8. Evaluation of Anti-Wrinkle Effect of the Deer Antler Velvet-Derived Exosomes

[0085] Normal human dermal fibroblasts (NHDFs) were obtained by skin biopsy from healthy young male volunteers. Cells were plated in a 100 mm tissue culture plate and cultured in DMEM supplemented with 10% heat-inactivated FBS and 1% penicillin-streptomycin in a humid environment of 5% CO.sub.2 at 37° C. All experiments were conducted using only cells between passages 6 and 10. The normal human dermal fibroblasts were seeded in 40-mm tissue culture plates (1.2×10.sup.5 cells), cultured to a confluence of 80%, and washed twice with phosphate buffered saline (PBS), after which 1980 μl of fresh serum-free medium and 20 μl of sample were added to each well. After culture for 3 days, the culture was harvested and centrifuged at 7,500 rpm and 4° C. for 5 min. A change in the expression level of MMP-1 protein (Human Total MMP-1 kit (R&D Systems, Inc., Minneapolis, Minn., USA)) was monitored by ELISA. The treatment with the deer antler velvet-derived exosomes prepared in Experimental Example 1 led to a marked reduction in the expression of MMP-1 protein. Specifically, the inhibitory effects of the groups treated with the deer antler velvet-derived exosomes at concentration of 0.01%, 0.1%, and 1% were improved by 41%, 45%, and 47%, respectively, compared to those of the untreated groups (FIG. 8). These results indicate that the deer antler velvet-derived exosomes can effectively suppress the production of MMP-1 protein, which is the cause of wrinkles, to prevent and ameliorate skin wrinkles.

PREPARATIVE EXAMPLES

Preparative Example 1: Preparation of Cosmetic Product

[0086] According to a suitable process known in the art, a cosmetic product was produced to have the following composition: 2 ml of the deer antler velvet-derived exosomes, 7.0 mg of 1,3-butylene glycol, 1.0 mg of glycerin, 1.5 mg of polysorbate 60, 2.0 mg of lipophilic glyceryl stearate, 4.0 mg of mineral oil, 3.0 mg of cetearyl alcohol, a small amount of a preservative, an appropriate amount of a combined fragrance, and purified water (up to a total of 100 mg).

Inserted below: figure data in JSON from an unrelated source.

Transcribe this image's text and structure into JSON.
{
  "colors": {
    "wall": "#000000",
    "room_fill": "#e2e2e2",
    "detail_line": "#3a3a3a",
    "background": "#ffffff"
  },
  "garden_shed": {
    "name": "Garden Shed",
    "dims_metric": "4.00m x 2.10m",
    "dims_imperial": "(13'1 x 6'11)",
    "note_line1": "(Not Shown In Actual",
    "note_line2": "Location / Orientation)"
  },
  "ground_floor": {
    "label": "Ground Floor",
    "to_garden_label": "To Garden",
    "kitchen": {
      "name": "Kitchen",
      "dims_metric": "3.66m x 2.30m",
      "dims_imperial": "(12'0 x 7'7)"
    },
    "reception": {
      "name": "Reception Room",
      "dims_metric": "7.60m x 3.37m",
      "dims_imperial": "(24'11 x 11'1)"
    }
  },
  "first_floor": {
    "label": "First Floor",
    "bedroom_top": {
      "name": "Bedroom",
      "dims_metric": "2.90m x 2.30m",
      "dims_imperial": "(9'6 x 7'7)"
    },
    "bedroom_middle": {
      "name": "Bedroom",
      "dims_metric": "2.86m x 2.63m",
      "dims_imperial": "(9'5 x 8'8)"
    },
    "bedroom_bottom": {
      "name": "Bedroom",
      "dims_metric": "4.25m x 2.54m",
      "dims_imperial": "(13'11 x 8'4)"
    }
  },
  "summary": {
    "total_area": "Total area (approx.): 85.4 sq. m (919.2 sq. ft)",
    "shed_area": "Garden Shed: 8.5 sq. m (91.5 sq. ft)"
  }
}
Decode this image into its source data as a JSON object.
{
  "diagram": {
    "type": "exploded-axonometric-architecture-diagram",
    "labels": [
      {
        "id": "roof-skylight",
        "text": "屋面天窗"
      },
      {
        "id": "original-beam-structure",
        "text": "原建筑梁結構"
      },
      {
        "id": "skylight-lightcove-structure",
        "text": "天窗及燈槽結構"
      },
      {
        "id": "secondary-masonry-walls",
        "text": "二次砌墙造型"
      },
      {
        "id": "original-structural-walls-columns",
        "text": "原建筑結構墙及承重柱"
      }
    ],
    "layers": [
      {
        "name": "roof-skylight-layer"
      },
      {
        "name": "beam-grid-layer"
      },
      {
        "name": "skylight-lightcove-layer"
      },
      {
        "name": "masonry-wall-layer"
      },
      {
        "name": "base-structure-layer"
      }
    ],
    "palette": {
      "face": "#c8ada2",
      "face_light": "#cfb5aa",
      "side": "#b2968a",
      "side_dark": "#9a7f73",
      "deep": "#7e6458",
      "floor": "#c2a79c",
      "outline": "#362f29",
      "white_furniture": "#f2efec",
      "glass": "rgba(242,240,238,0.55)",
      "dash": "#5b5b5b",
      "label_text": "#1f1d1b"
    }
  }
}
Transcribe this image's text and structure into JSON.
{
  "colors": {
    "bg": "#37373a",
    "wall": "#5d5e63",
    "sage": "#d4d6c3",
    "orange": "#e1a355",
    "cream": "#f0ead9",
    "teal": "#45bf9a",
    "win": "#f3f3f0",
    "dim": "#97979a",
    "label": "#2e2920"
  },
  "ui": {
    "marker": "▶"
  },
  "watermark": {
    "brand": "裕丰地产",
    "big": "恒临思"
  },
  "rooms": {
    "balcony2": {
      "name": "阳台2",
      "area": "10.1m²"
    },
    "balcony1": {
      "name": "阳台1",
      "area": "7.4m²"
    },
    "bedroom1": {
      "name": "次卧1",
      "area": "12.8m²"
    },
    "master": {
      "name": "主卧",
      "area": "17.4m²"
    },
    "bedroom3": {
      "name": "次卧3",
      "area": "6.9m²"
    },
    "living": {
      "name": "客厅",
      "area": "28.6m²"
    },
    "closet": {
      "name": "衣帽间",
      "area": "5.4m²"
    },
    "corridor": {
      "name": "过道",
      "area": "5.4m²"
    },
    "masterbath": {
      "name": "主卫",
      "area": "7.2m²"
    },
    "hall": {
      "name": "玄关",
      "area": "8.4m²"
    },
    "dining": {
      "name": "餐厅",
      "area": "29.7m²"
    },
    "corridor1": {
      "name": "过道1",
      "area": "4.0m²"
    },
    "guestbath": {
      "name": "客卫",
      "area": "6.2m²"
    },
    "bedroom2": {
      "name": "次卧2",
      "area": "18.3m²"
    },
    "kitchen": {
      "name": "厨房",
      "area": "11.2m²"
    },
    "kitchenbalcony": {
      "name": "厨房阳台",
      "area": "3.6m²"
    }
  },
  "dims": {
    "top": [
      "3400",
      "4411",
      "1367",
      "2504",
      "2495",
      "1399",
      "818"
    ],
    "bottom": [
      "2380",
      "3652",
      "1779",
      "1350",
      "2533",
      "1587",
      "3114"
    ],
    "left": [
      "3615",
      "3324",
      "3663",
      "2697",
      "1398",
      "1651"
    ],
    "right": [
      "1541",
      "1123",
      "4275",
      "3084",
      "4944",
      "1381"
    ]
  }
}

Preparative Example 2: Preparation of Pharmaceutical Products

[0087] A 0.9% isotonic solution (pH 7.0) was prepared using 2 ml of the deer antler velvet-derived exosomes, additives such as NaCl and NaOH, and 900 ml of water for injection. The isotonic solution was filtered three times through a PES 0.1 filter. After glass vial bottles, rubber stoppers, and aluminum caps were sterilized, the isotonic solution was divided into small portions (each 20 ml) and placed in the vial bottles. The vial bottles were capped with the rubber stoppers and the aluminum caps and sterilized in an autoclave under high pressure. After foreign matter was inspected using a foreign matter inspection machine, microbiological and endotoxin tests were conducted. Thereafter, the vials were labeled and kept refrigerated.

Preparative Example 3: Preparation of Granules

[0088] According to a suitable process known in the art, 2 ml of the deer antler velvet-derived exosomes, an appropriate amount of a vitamin mixture, 10 μg of biotin, 1.7 mg of nicotinamide, 50 μg of folic acid, 0.5 mg of calcium pantothenate, an appropriate amount of a mineral mixture, 1.75 mg of ferrous sulfate, 0.82 mg of zinc oxide, 25.3 mg of magnesium carbonate, 15 mg of potassium phosphate monobasic, 55 mg of dibasic calcium phosphate, 90 mg of potassium citrate, 100 mg of calcium carbonate, and 24.8 mg of magnesium chloride were mixed to prepare a health functional food.

Preparative Example 4: Preparation of Mask Packs

[0089] According to a suitable process known in the art, 0.05 wt % of the deer antler velvet-derived exosomes, 5.0 wt % of glycerin, 4.0 wt % of propylene glycol, 15.0 wt % of polyvinyl alcohol, 8.0 wt % of ethanol, 1.0 wt % of polyoxyethylene ether, 0.2 wt % of methyl para-oxybenzoate, an appropriate amount of a dye, and an appropriate amount of a fragrance were mixed to prepare mask packs.

[0090] Although the particulars of the present invention have been described in detail, it will be obvious to those skilled in the art that such particulars are merely preferred embodiments and are not intended to limit the scope of the present invention. Therefore, the substantial scope of the present invention is defined by the appended claims and their equivalents.